Authorities have begun the task of assessing the full extent of damage from flooding which has wreaked havoc in Townsville.
Townsville Local Disaster Management chairwoman, Jenny Hill, said the floods had eclipsed previous records for the city.
“The Townsville floods were much bigger than a one-in-100-year event,” Cr Hill said.
“A team of experts is currently analysing the data but it is clear that the flood levels in the Ross River were greater than a one-in-500-year event.”
Staff from a range of agencies have been checking households and other infrastructure for flood damage.
As of 5pm yesterday, almost 1500 homes and commercial properties had been identified as having damage rated as minor, moderate or major.
“There is still a large amount of the city waiting for damage assessments and it will be a long road to recovery,” Cr Hill said.

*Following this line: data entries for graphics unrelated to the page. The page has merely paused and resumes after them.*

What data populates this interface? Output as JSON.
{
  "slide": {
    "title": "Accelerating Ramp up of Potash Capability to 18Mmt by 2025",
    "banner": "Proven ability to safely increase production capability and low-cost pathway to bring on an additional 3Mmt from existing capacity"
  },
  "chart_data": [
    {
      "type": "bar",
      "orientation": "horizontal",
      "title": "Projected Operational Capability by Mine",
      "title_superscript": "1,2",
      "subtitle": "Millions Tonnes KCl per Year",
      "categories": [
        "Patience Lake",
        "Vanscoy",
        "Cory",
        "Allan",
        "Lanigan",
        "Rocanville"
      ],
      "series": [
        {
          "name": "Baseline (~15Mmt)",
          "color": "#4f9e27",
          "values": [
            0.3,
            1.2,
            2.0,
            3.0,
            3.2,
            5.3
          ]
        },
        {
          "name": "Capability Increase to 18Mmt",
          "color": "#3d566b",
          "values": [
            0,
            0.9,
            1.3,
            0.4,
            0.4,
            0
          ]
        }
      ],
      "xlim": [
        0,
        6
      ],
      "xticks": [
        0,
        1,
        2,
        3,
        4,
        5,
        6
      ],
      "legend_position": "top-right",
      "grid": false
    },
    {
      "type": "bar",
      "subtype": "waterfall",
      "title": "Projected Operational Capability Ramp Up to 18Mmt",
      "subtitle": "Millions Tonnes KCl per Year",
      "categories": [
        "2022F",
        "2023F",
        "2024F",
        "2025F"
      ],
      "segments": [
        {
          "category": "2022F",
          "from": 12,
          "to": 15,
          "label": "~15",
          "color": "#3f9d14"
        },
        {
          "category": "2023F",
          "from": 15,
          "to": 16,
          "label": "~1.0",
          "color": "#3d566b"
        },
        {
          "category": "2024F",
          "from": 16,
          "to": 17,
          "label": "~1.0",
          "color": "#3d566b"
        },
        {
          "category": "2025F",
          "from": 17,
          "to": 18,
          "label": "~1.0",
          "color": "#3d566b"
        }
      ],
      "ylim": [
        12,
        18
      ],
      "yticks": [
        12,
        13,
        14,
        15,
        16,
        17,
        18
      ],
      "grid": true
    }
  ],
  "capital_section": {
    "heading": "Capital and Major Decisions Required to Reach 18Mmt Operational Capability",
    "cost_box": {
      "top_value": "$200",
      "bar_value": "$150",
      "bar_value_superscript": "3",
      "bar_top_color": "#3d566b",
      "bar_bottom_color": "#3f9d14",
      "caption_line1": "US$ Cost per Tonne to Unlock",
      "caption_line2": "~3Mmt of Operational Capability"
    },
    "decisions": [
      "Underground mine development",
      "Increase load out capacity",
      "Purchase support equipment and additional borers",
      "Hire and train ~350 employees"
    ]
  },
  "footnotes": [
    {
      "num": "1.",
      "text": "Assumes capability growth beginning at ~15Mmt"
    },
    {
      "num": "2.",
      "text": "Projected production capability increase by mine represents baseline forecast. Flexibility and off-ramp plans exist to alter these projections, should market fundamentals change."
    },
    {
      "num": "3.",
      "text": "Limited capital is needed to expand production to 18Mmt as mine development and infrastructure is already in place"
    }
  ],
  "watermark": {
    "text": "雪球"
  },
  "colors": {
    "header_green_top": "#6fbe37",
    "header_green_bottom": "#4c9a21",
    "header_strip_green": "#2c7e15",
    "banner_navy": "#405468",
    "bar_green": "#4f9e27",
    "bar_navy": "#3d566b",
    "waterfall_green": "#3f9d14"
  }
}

“At the moment we are looking at around 80 properties that were inundated by more than one metre of water, 489 with 25cm to one metre and 870 with less than 25cm.
“This number is going to grow over the coming weeks as we work out exactly how much damage has occurred throughout Townsville.”
Queensland Fire and Emergency Services Minister, Craig Crawford, will request the Inspector-General undertake a review into the devastating floods which have indundated much of north and north-west Queensland.
Mr Crawford said the review was standard practice after such a major event.
He said members of the community would be given the opportunity to provide submissions to the review.
“This event has devastated communities and destroyed homes and businesses,” Mr Crawford said.
“There are always lessons which can be learned from events like this.”
The terms of reference for the review will be available on the Inspector-General Emergency Management website from today.
Meanwhile, disaster assistance has been activated for the local government area of Flinders and extended for primary producers, small businesses and not-for-profit organisations across Townsville and a number of regions impacted by the flooding.
Flinders becomes the 21st local government area eligible for assistance through the jointly funded Commonwealth-Queensland Disaster Recovery Funding Arrangements.
Low-interest loans to support the recovery of primary producers, small businesses and not-for-profit organisations have been made available in the Burdekin, Cloncurry, Douglas, Flinders, Hinchinbrook, McKinlay and Richmond.